Luís on the Keyboard

Your job is to look

(This post is adapted from the original written by me in the Red Pineapple Media Enginering Blog)

In the next months you’re going to find a lot of things here that you won’t like. Maybe bad architectural choices, or code which is surprising how it still works.

Some of us, however, will not see it. Maybe we got used to these things and forgot about them.

Your job as an Engineer is to look for these things.

Search for them, write them down and either fix them or find someone who can help you fix them.

This is part of a little talk I have everytime someone joins my team. I give them a little notebook and a pen, and ask them to spend the next month or two being very deliberate about what’s happening in the Engineering team.

But I have only learned to be deliberate in looking for broken things in my work because I had great examples in my career who said this to me many times.

Simon, my first Tech Lead at Nokia, told me this when I joined his team. In fact, I still have the little notebok he gave me at the time.

And later on, I discovered that Will, my first PO at Nokia, blogged about it in a much better than I could ever express. I quote the core of his idea below but his two blog posts are really worth a read.

From the first article:

One of my first jobs was as a bartender in a pub. My supervisor, Ted, had what I then thought was a compulsive neatness habit.

If he saw a chair was out of place, he would straighten it. If there was an empty glass on the table, he would take it. A cigarette on the floor, he would pick it up.

(…) He’d say to us:

> Don’t just turn a blind eye because you’re a bartender and not a cleaner. > > We work as a team here – your job is everything.

And from the second article:

If you look around in any company, I’m sure you’ll see things that don’t make sense. You’ll see ineffective managers and inefficient processes. You’ll see failures and you’ll see waste.

When you look attentively and deliberately at the world around you, you will see so many things that are broken or could be improved.

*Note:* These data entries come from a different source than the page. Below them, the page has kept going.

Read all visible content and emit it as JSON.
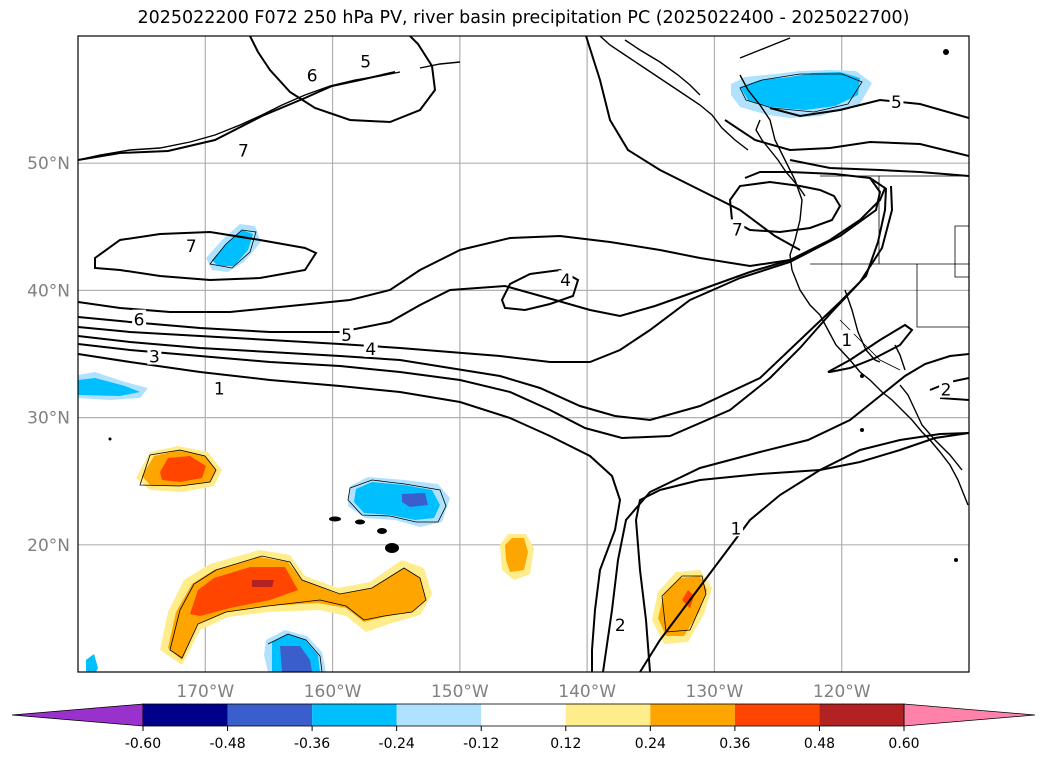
{
  "title": "2025022200 F072 250 hPa PV, river basin precipitation PC (2025022400 - 2025022700)",
  "map": {
    "lon_range": [
      -180,
      -110
    ],
    "lat_range": [
      10,
      60
    ],
    "lat_gridlines": [
      {
        "value": 50,
        "label": "50°N"
      },
      {
        "value": 40,
        "label": "40°N"
      },
      {
        "value": 30,
        "label": "30°N"
      },
      {
        "value": 20,
        "label": "20°N"
      }
    ],
    "lon_gridlines": [
      {
        "value": -170,
        "label": "170°W"
      },
      {
        "value": -160,
        "label": "160°W"
      },
      {
        "value": -150,
        "label": "150°W"
      },
      {
        "value": -140,
        "label": "140°W"
      },
      {
        "value": -130,
        "label": "130°W"
      },
      {
        "value": -120,
        "label": "120°W"
      }
    ],
    "pv_contour_labels": [
      {
        "text": "6",
        "lon": -175.2,
        "lat": 37.7
      },
      {
        "text": "3",
        "lon": -174.0,
        "lat": 34.8
      },
      {
        "text": "1",
        "lon": -168.9,
        "lat": 32.3
      },
      {
        "text": "5",
        "lon": -158.9,
        "lat": 36.5
      },
      {
        "text": "4",
        "lon": -157.0,
        "lat": 35.4
      },
      {
        "text": "7",
        "lon": -167.0,
        "lat": 51.0
      },
      {
        "text": "7",
        "lon": -171.1,
        "lat": 43.5
      },
      {
        "text": "6",
        "lon": -161.6,
        "lat": 56.9
      },
      {
        "text": "5",
        "lon": -157.4,
        "lat": 58.0
      },
      {
        "text": "4",
        "lon": -141.7,
        "lat": 40.8
      },
      {
        "text": "7",
        "lon": -128.2,
        "lat": 44.8
      },
      {
        "text": "5",
        "lon": -115.7,
        "lat": 54.8
      },
      {
        "text": "1",
        "lon": -119.6,
        "lat": 36.1
      },
      {
        "text": "2",
        "lon": -111.8,
        "lat": 32.2
      },
      {
        "text": "1",
        "lon": -128.3,
        "lat": 21.3
      },
      {
        "text": "2",
        "lon": -137.4,
        "lat": 13.7
      }
    ]
  },
  "colorbar": {
    "ticks": [
      "-0.60",
      "-0.48",
      "-0.36",
      "-0.24",
      "-0.12",
      "0.12",
      "0.24",
      "0.36",
      "0.48",
      "0.60"
    ],
    "colors": [
      "#9932cc",
      "#00008b",
      "#3a5fcd",
      "#00bfff",
      "#b0e2ff",
      "#ffffff",
      "#ffec8b",
      "#ffa500",
      "#ff4500",
      "#b22222",
      "#ff82ab"
    ],
    "extend": "both"
  }
}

The more you look, the better you will become at seeing. You’ll undoubtedly see more things than you’ll ever have the time to work on.

Your first responsibility is to look. Your second responsibility is to act.

If you see something broken, try to fix it – even if it’s not your job.

I have lived and worked by these rules since before I was even at Nokia; since the times of MaDlabs in Setúbal, as far as I can remember. We (Pedro, myself, Gualter, Feliz, and to some extent also João and Ricardo) were used to doing everything.

If the problem required recompiling Oracle, we would do it. Repartitioning hard drives in Linux? No problem. Programming in C? Sure. TCL? Flash animations? Learn InDesign? Whatever was in front of us, as long as there was a keyboard we would figure it out.

In those times we didn’t even think of Frontend vs Backend, Systems vs Databases. Is this on a computer? Alright, we’ll solve it.

We were also very fortunate that Miguel and João Paulo encouraged us to work as if there are no limits; we sure embraced this approach to everything. It sank in and became second nature to us.

And here I am, about 16 years later, telling the same things to my Engineers.